EdTech Blogs – a visualisation playground

During the CETIS Conference today (Feb 22nd), I showed a few graphs, plots and other visualisations that show the results of text mining around 7500 blog posts, mostly from 2011 and into early 2012. These were crawled by the RWTH Aachen University “Mediabase“.

There are far too many to show here and each of three analyses has its separate auto-generated output, which is linked to below. Each of these outlines key aspects of the method and headline statistics. I am quite aware that it is bad practice just to publish a load of visualisations without either an explicit or implicit story. If this bothers you, you might want to stop now, or visit my short piece “East and West: two worlds of technology enhanced learning“, which uses the first method outlined below but is not such a “bag of parts”. If you want to weave your own story… read on!

Stage 1: Dominant Themes

The starting point is simply to look at the dominant themes in blog posts from 2011 and early 2012 through the lens of frequent terms used. Common words with little significance (stop words) are removed and similar words are aggregated (e.g. learn, learner, learning). This set of blog posts is then split into two sets: those from CETIS and those from a broadly representative set of Ed Tech blogs. The frequent terms are then filtered into those that are statistically more significant in the CETIS set and those that are statistically more significant in the Ed Tech set.

The results of doing this are: “Comparison: CETIS Blogging vs EdTech Bloggers Generally (Jan 2011-Feb 2012)

Co-occurrence Pattern - Ed Tech Blogger Frequent Terms
Co-occurrence Pattern - Ed Tech Blogger Frequent Terms. (see the "results" link above for explanation and more...)

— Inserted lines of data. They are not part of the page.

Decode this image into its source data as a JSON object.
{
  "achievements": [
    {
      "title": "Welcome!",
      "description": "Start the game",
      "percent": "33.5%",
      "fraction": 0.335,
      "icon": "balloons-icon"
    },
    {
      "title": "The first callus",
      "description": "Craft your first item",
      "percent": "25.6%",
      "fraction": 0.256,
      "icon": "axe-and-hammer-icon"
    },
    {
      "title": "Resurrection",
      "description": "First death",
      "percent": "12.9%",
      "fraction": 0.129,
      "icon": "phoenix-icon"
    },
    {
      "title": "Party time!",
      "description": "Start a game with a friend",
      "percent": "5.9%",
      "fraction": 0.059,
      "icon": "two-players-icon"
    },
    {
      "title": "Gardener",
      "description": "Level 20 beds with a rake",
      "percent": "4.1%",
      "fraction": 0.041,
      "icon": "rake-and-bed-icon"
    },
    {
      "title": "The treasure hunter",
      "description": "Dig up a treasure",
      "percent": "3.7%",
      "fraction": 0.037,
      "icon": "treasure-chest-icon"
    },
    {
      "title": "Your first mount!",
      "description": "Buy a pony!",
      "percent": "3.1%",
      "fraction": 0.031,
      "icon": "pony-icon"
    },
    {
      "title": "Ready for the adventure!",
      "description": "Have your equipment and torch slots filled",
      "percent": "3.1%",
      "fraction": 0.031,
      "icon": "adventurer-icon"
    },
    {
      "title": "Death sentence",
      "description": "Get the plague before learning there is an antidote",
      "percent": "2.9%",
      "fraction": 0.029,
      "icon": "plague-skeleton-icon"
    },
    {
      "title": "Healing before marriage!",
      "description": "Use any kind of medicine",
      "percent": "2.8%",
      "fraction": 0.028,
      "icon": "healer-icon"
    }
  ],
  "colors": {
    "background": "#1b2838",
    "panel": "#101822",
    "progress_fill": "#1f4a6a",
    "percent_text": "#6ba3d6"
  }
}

Stage 2: Emerging and Declining Themes

Stage 2a: Finding Rising and Falling Terms

In this case, I home in on CETIS blogs only, but go back further in time: to January 2009. The blog posts are split into two sets: one contains posts from the last 6 months and the other contains posts since the end of January 2009. The distribution of terms appearing in each set is compared to find those which are statistically significant in the change, taking into account the sample size. This process identifies four classes of term: terms that appear anew in recent months, terms that rose from very low frequencies, those that rose from moderate or higher frequencies and those that fell (or vanished).

The results of doing this are: “Rising and Falling Terms – CETIS Blogs Jan 31 2012“. This has a VERY LARGE number of plots, many of which can be skipped over but are of use when trying to dig deeper. This auto-generated report also contains links to the relevant blog posts and ratings for “novelty” and “subjectivity”.

Significant Falling Terms
Significant Falling Terms

Stage 2b: Visualising Changes Over Time

Various terms were chosen from Stage 2a and the changes in time rendered using the (in-) famous “bubble chart”. Although these should not be taken too seriously since the quantity of data per time step is rather small, these allow for quite a lot of experimentation with a range of related factors: term frequency, number of documents containing the term, positive/negative sentiment in posts containing the term. Four separate charts were created for CETIS blogs from 2009-2012: Rising, Established, Falling and Familiar (dominant terms from Stage 1). The dominant non-CETIS terms are also available, but only for 2011.

Final Words

Due to some problems with the blog crawler, a number of blogs could not be processed or had incompletely extracted postings so this is not truly representative. The results are not expected to change dramatically but there will be some terms appearing and some disappearing when these issues are fixed. This posting will be altered and the various auto-generated reports will be re-generated in due course.

The R code used, and results from using the same methods on conference abstracts/papers are available from my GitHub. This site also includes some notes on the technicalities of the methods used (i.e. separate from the way these were actually coded).

4 thoughts on “EdTech Blogs – a visualisation playground”

  1. @dkernohan: they were a collection of those submitted through a number of “TEL” European projects + blogs linked to from these. I could send you a list (700+) if you are interested!